Human and Artificial Intelligence

How to think clearly in a world shaped by AI output, automated persuasion, and synthetic information.

Some may be under the impression that artificial intelligence will somehow liberate us from the need for better thinking. That we can delegate our thinking and judgement to the superintelligence without consequences. Nothing is further from the truth. If anything, the rise of AI makes better human thinking more urgent.

AI can help people learn, write, research, build, summarize, explore, and create. It can also produce confident nonsense, launder assumptions, hide uncertainty, automate persuasion, intensify propaganda, and generate convincing answers that collapse under inspection. And that’s assuming the models are not simply hard-coded to deceive, nudge, propagandize or obscure information.

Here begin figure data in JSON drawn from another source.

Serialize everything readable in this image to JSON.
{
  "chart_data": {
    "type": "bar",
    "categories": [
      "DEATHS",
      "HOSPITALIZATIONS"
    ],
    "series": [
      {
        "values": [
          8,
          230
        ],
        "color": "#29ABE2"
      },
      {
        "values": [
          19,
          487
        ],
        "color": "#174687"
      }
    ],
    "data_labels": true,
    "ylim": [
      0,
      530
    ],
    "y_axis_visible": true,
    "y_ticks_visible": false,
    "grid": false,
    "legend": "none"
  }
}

Artificial intelligence is useful as a practical tool, no doubt, but the central question is whether humans are intellectually prepared to train and use AI in function of what is good and true.

What you will find here

Posts in this section will help you:

  • Assess AI output for truth, bias, and hidden assumptions

  • Detect machine-generated nonsense

  • Understand automated persuasion and synthetic media

  • Use AI without outsourcing your judgment

  • Think clearly about intelligence, agency, control, and alignment

  • Recognize when AI is amplifying bad human thinking

  • Develop better habits for human-machine reasoning

Core questions

Human and AI thinking begins with questions like:

  • Is this answer true?

  • What assumptions is the model making?

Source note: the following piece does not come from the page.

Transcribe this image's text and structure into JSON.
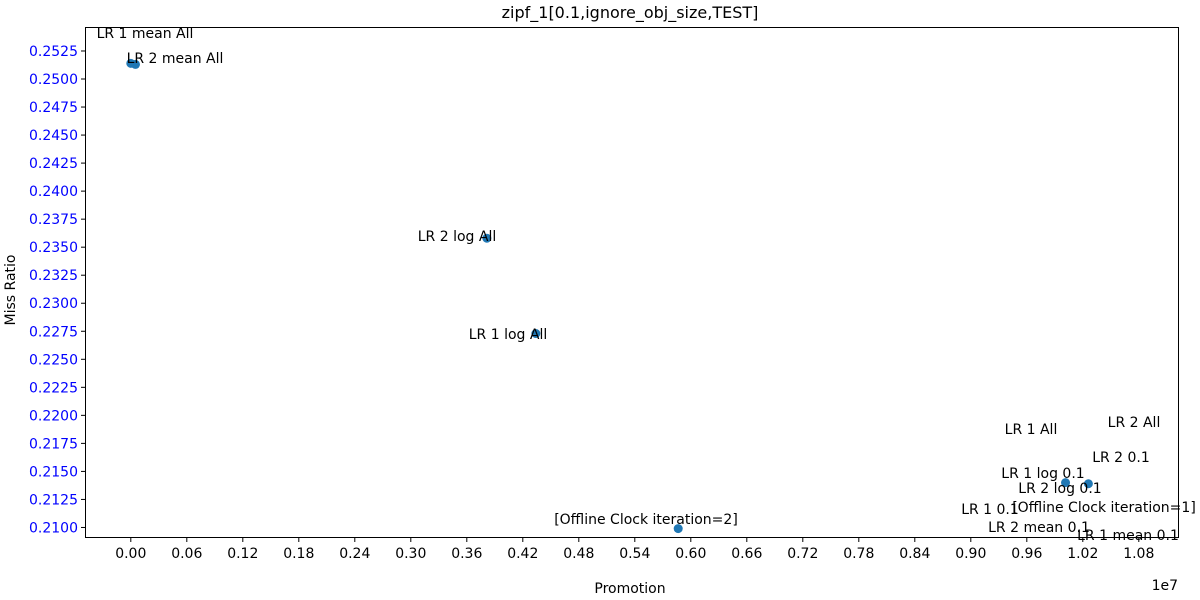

  • What sources would verify this?

  • What uncertainty is being hidden?

  • Is this helping me think or replacing my thinking?

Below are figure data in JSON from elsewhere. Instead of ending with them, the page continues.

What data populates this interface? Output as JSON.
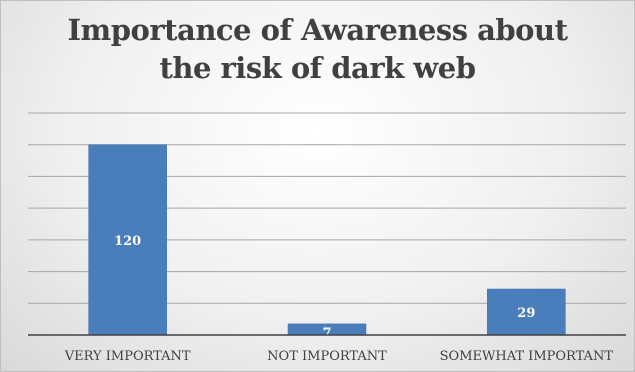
{
  "chart_data": {
    "type": "bar",
    "title_lines": [
      "Importance of Awareness about",
      "the risk of dark web"
    ],
    "categories": [
      "VERY IMPORTANT",
      "NOT IMPORTANT",
      "SOMEWHAT IMPORTANT"
    ],
    "values": [
      120,
      7,
      29
    ],
    "ylim": [
      0,
      140
    ],
    "grid": true,
    "bar_color": "#4a7ebb",
    "data_labels": true
  }
}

  • Am I using AI as a tool, a shortcut, or an authority?

  • Who benefits if this kind of output shapes my beliefs?

  • What happens when weak human reasoning trains powerful machines?

AI raises the stakes of intellectual life.

If human thought is confused, manipulated, and detached from reality, then the systems built from human output will reflect that confusion at scale.

The future needs better machines, but it needs better humans first.